Le pays face à une crise de régime ?

L’empêchement du projet de loi martiale a d’abord entrainé diverses arrestations et démissions de conseillers et hauts fonctionnaires. Les événements qui ont suivi ont aggravé les tensions politiques. Le PD a ainsi envisagé de déposer une motion de destitution contre Choi Sang-mok faisant fonction de président pour ne pas avoir ordonné aux services de la sécurité présidentielle de laisser la voie libre aux représentants du CIO ni sanctionné son responsable qui a démissionné quelques jours plus tard avant d’être interrogé. De plus, le CIO a menacé de sanctions administratives et pénales les membres du ministère de la Défense et des services de la sécurité présidentielle qui s’opposeraient à l’exécution du mandat d’arrêt. De leur côté, les avocats du président ont formulé des recours en justice contre le chef du CIO, dix de ses collaborateurs et le Parquet de Séoul, invoquant l’illégalité des mandats d’arrêt et de perquisition du domicile et des bureaux du président Yoon ; ils poursuivent également en justice pour abus de pouvoir le responsable de l’Agence nationale de police et le ministre de la Défense (le titulaire précédent étant arrêté).

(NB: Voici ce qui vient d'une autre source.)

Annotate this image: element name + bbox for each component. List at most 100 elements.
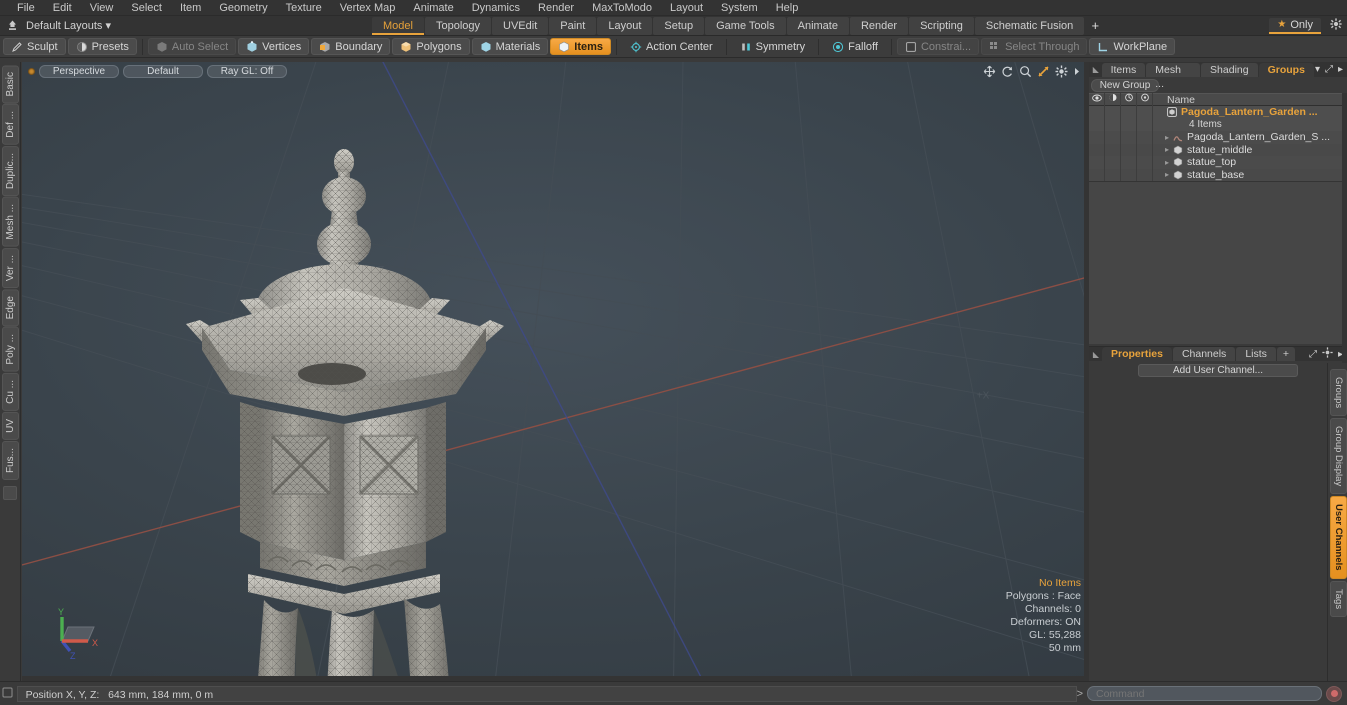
layout-tab-model[interactable]: Model bbox=[372, 16, 424, 35]
vertices-mode-button[interactable]: Vertices bbox=[238, 38, 310, 55]
visibility-eye-icon[interactable] bbox=[1089, 93, 1105, 106]
layout-tab-uvedit[interactable]: UVEdit bbox=[492, 16, 549, 35]
tree-row-group[interactable]: Pagoda_Lantern_Garden ... bbox=[1089, 106, 1347, 119]
boundary-mode-button[interactable]: Boundary bbox=[311, 38, 391, 55]
menu-item-layout[interactable]: Layout bbox=[661, 0, 712, 16]
left-tab-deform[interactable]: Def ... bbox=[2, 104, 19, 146]
viewport-menu-dot-icon[interactable] bbox=[28, 67, 35, 75]
side-tab-groups[interactable]: Groups bbox=[1330, 369, 1347, 417]
tree-row-item[interactable]: ▸ statue_top bbox=[1089, 156, 1347, 169]
tree-row-item[interactable]: ▸ statue_base bbox=[1089, 168, 1347, 181]
axis-gizmo[interactable]: Y Z X bbox=[48, 605, 104, 661]
menu-item-item[interactable]: Item bbox=[171, 0, 210, 16]
layout-tab-render[interactable]: Render bbox=[849, 16, 909, 35]
panel-tab-channels[interactable]: Channels bbox=[1172, 347, 1236, 361]
side-tab-group-display[interactable]: Group Display bbox=[1330, 418, 1347, 495]
left-tab-vertex[interactable]: Ver ... bbox=[2, 247, 19, 288]
layout-tab-setup[interactable]: Setup bbox=[653, 16, 705, 35]
menu-item-texture[interactable]: Texture bbox=[277, 0, 331, 16]
left-tab-uv[interactable]: UV bbox=[2, 411, 19, 440]
menu-item-edit[interactable]: Edit bbox=[44, 0, 81, 16]
menu-item-help[interactable]: Help bbox=[767, 0, 808, 16]
left-tab-duplic[interactable]: Duplic... bbox=[2, 146, 19, 197]
panel-tab-shading[interactable]: Shading bbox=[1201, 62, 1258, 77]
left-tab-polygon[interactable]: Poly ... bbox=[2, 327, 19, 372]
panel-tab-items[interactable]: Items bbox=[1101, 62, 1146, 77]
properties-expand-icon[interactable]: ⤢ bbox=[1309, 349, 1317, 360]
left-tab-mesh[interactable]: Mesh ... bbox=[2, 197, 19, 247]
viewport-raygl-dropdown[interactable]: Ray GL: Off bbox=[207, 64, 287, 78]
zoom-icon[interactable] bbox=[1019, 65, 1032, 78]
menu-item-select[interactable]: Select bbox=[122, 0, 171, 16]
move-icon[interactable] bbox=[983, 65, 996, 78]
tree-expand-arrow-icon[interactable]: ▸ bbox=[1165, 133, 1169, 142]
layout-tab-scripting[interactable]: Scripting bbox=[909, 16, 974, 35]
group-tree-scrollbar[interactable] bbox=[1342, 93, 1347, 368]
viewport-view-mode-dropdown[interactable]: Perspective bbox=[39, 64, 119, 78]
action-center-button[interactable]: Action Center bbox=[622, 38, 721, 55]
layout-tab-animate[interactable]: Animate bbox=[786, 16, 849, 35]
side-tab-user-channels[interactable]: User Channels bbox=[1330, 496, 1347, 579]
fit-view-icon[interactable] bbox=[1037, 65, 1050, 78]
left-tab-fusion[interactable]: Fus... bbox=[2, 440, 19, 480]
layout-tab-game-tools[interactable]: Game Tools bbox=[705, 16, 786, 35]
menu-item-file[interactable]: File bbox=[8, 0, 44, 16]
select-through-button[interactable]: Select Through bbox=[981, 38, 1088, 55]
shading-icon[interactable] bbox=[1105, 93, 1121, 106]
command-input[interactable] bbox=[1087, 686, 1322, 701]
viewport-more-arrow-icon[interactable] bbox=[1073, 65, 1081, 78]
menu-item-maxtomodo[interactable]: MaxToModo bbox=[583, 0, 661, 16]
left-tab-basic[interactable]: Basic bbox=[2, 65, 19, 104]
tree-row-item[interactable]: ▸ statue_middle bbox=[1089, 143, 1347, 156]
properties-collapse-arrow-icon[interactable]: ◣ bbox=[1091, 350, 1101, 359]
viewport-3d[interactable]: Z +X bbox=[22, 62, 1089, 681]
default-layouts-dropdown[interactable]: Default Layouts ▾ bbox=[20, 19, 117, 32]
panel-collapse-arrow-icon[interactable]: ◣ bbox=[1091, 65, 1101, 74]
layout-tab-schematic-fusion[interactable]: Schematic Fusion bbox=[974, 16, 1085, 35]
menu-item-view[interactable]: View bbox=[81, 0, 123, 16]
sculpt-button[interactable]: Sculpt bbox=[3, 38, 66, 55]
menu-item-render[interactable]: Render bbox=[529, 0, 583, 16]
left-strip-extra-button[interactable] bbox=[3, 485, 17, 500]
viewport-shading-dropdown[interactable]: Default bbox=[123, 64, 203, 78]
new-group-button[interactable]: New Group bbox=[1091, 79, 1159, 92]
pagoda-lantern-model[interactable] bbox=[164, 92, 524, 681]
menu-item-animate[interactable]: Animate bbox=[404, 0, 462, 16]
render-icon[interactable] bbox=[1121, 93, 1137, 106]
layout-settings-gear-icon[interactable] bbox=[1325, 18, 1347, 33]
materials-mode-button[interactable]: Materials bbox=[471, 38, 549, 55]
layout-tab-topology[interactable]: Topology bbox=[424, 16, 492, 35]
left-tab-edge[interactable]: Edge bbox=[2, 288, 19, 327]
panel-tab-dropdown-icon[interactable]: ▾ bbox=[1315, 64, 1320, 75]
workplane-button[interactable]: WorkPlane bbox=[1089, 38, 1176, 55]
menu-item-system[interactable]: System bbox=[712, 0, 767, 16]
items-mode-button[interactable]: Items bbox=[550, 38, 612, 55]
add-layout-tab-button[interactable]: + bbox=[1085, 18, 1105, 33]
lock-icon[interactable] bbox=[1137, 93, 1153, 106]
layout-tab-paint[interactable]: Paint bbox=[549, 16, 597, 35]
symmetry-button[interactable]: Symmetry bbox=[732, 38, 814, 55]
status-info-icon[interactable] bbox=[0, 687, 15, 701]
side-tab-tags[interactable]: Tags bbox=[1330, 580, 1347, 617]
menu-item-dynamics[interactable]: Dynamics bbox=[463, 0, 529, 16]
only-toggle-button[interactable]: ★ Only bbox=[1269, 17, 1321, 34]
tree-expand-arrow-icon[interactable]: ▸ bbox=[1165, 145, 1169, 154]
rotate-icon[interactable] bbox=[1001, 65, 1014, 78]
menu-item-geometry[interactable]: Geometry bbox=[210, 0, 276, 16]
group-tree-empty-space[interactable] bbox=[1089, 182, 1347, 344]
properties-settings-gear-icon[interactable] bbox=[1322, 347, 1333, 361]
constraint-button[interactable]: Constrai... bbox=[896, 38, 980, 55]
left-tab-curve[interactable]: Cu ... bbox=[2, 372, 19, 411]
record-macro-button[interactable] bbox=[1326, 685, 1342, 702]
panel-tab-properties[interactable]: Properties bbox=[1102, 347, 1172, 361]
presets-button[interactable]: Presets bbox=[67, 38, 137, 55]
panel-more-icon[interactable]: ▸ bbox=[1338, 64, 1343, 75]
menu-item-vertex-map[interactable]: Vertex Map bbox=[331, 0, 405, 16]
panel-expand-icon[interactable]: ⤢ bbox=[1325, 64, 1333, 75]
panel-tab-groups[interactable]: Groups bbox=[1258, 62, 1314, 77]
panel-tab-add[interactable]: + bbox=[1276, 347, 1296, 361]
tree-expand-arrow-icon[interactable]: ▸ bbox=[1165, 170, 1169, 179]
add-user-channel-button[interactable]: Add User Channel... bbox=[1138, 364, 1298, 377]
panel-tab-lists[interactable]: Lists bbox=[1236, 347, 1276, 361]
tree-expand-arrow-icon[interactable]: ▸ bbox=[1165, 158, 1169, 167]
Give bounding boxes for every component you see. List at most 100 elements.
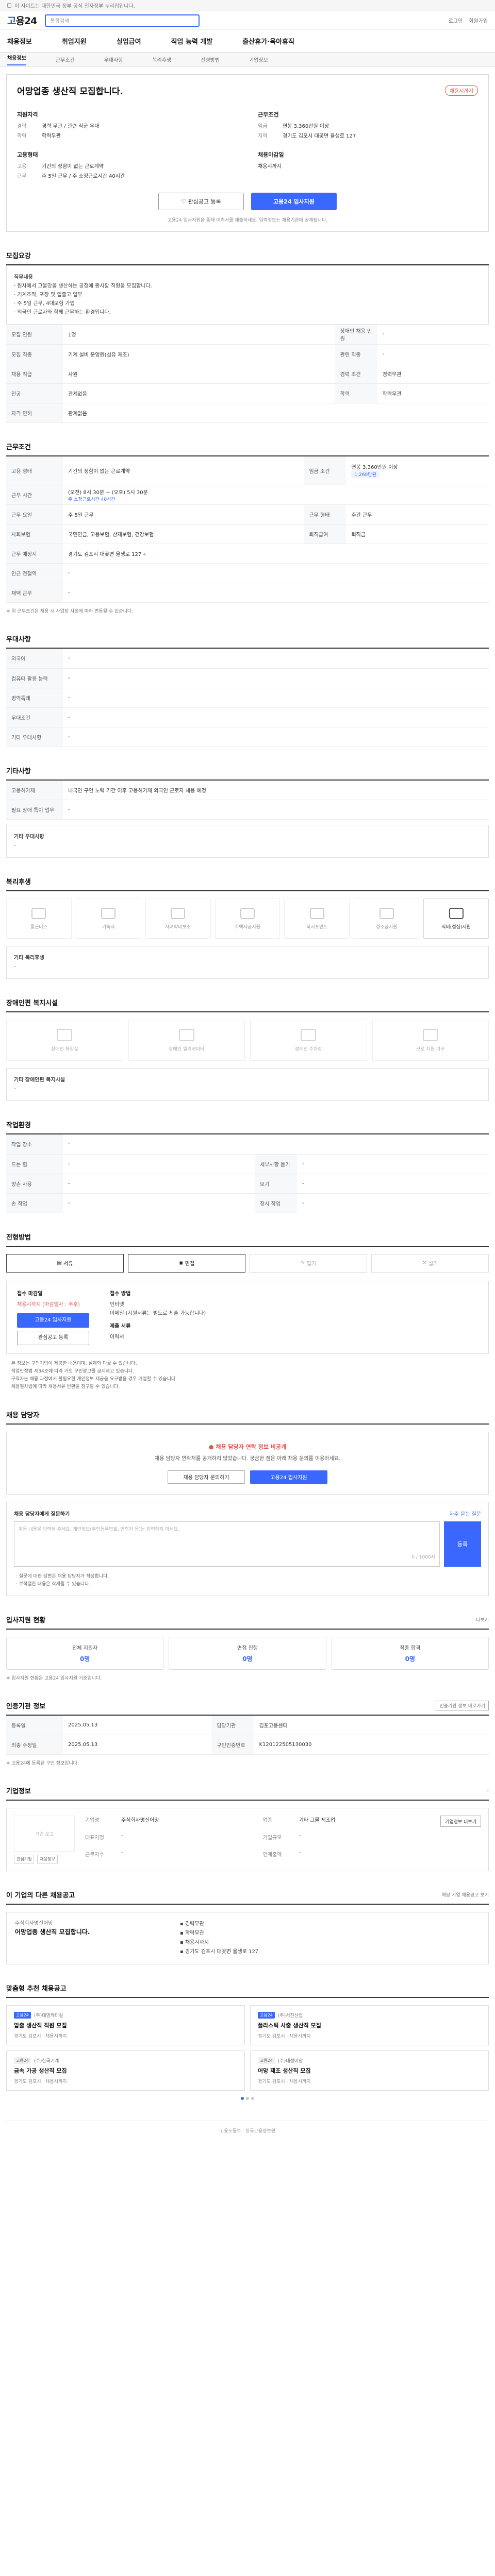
contact-heading: 채용 담당자 bbox=[6, 1410, 489, 1425]
apply-button[interactable]: 고용24 입사지원 bbox=[251, 193, 337, 210]
etc-table: 고용허가제 내국인 구인 노력 기간 이후 고용허가제 외국인 근로자 채용 예정… bbox=[6, 780, 489, 820]
job-title: 어망업종 생산직 모집합니다. bbox=[17, 87, 123, 97]
related-job-card[interactable]: 주식회사명신어망 어망업종 생산직 모집합니다. ▪ 경력무관 ▪ 학력무관 ▪… bbox=[6, 1912, 489, 1964]
table-row: 외국어 - bbox=[6, 649, 489, 669]
table-row: 근무 예정지 경기도 김포시 대곶면 율생로 127 ⌖ bbox=[6, 544, 489, 564]
table-row: 모집 인원 1명 장애인 채용 인원 - bbox=[6, 325, 489, 345]
table-row: 드는 힘 - 세부사항 듣기 - bbox=[6, 1154, 489, 1174]
tab-conditions[interactable]: 근무조건 bbox=[56, 56, 75, 63]
related-job-title: 어망업종 생산직 모집합니다. bbox=[15, 1928, 90, 1936]
table-row: 병역특례 - bbox=[6, 688, 489, 708]
carousel-dots[interactable] bbox=[6, 2097, 489, 2100]
main-nav: 채용정보 취업지원 실업급여 직업 능력 개발 출산휴가·육아휴직 bbox=[0, 30, 495, 53]
welfare-grid: 통근버스 기숙사 자녀학비보조 주택자금지원 복지포인트 경조금지원 식비(점심… bbox=[6, 899, 489, 939]
company-bookmark-button[interactable]: 관심기업 bbox=[14, 1855, 35, 1863]
tab-company[interactable]: 기업정보 bbox=[249, 56, 268, 63]
application-box: 접수 마감일 채용시까지 (마감일자 : 추후) 고용24 입사지원 관심공고 … bbox=[6, 1280, 489, 1354]
tool-icon bbox=[422, 1028, 438, 1041]
work-note: ※ 위 근무조건은 채용 시 사업장 사정에 따라 변동될 수 있습니다. bbox=[6, 609, 134, 614]
similar-heading: 맞춤형 추천 채용공고 bbox=[6, 1985, 67, 1993]
page: 이 사이트는 대한민국 정부 공식 전자정부 누리집입니다. 고용24 통합검색… bbox=[0, 0, 495, 2140]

La décision du 3 décembre a aussi eu pour effet de jeter le trouble au sein du PPP, soutien naturel du président Yoon. Han Dong-hoon, président du parti, et ex-collègue de Yoon Suk-yeol au Parquet, a démissionné après quelques atermoiements en vue d’un « départ ordonné » du président. Le PPP se trouve dans la situation embarrassante de ne plus soutenir ouvertement Yoon et de ne pas appuyer les tentatives du PD pour exiger le départ et les inculpations de membres du gouvernement et de la haute fonction publique.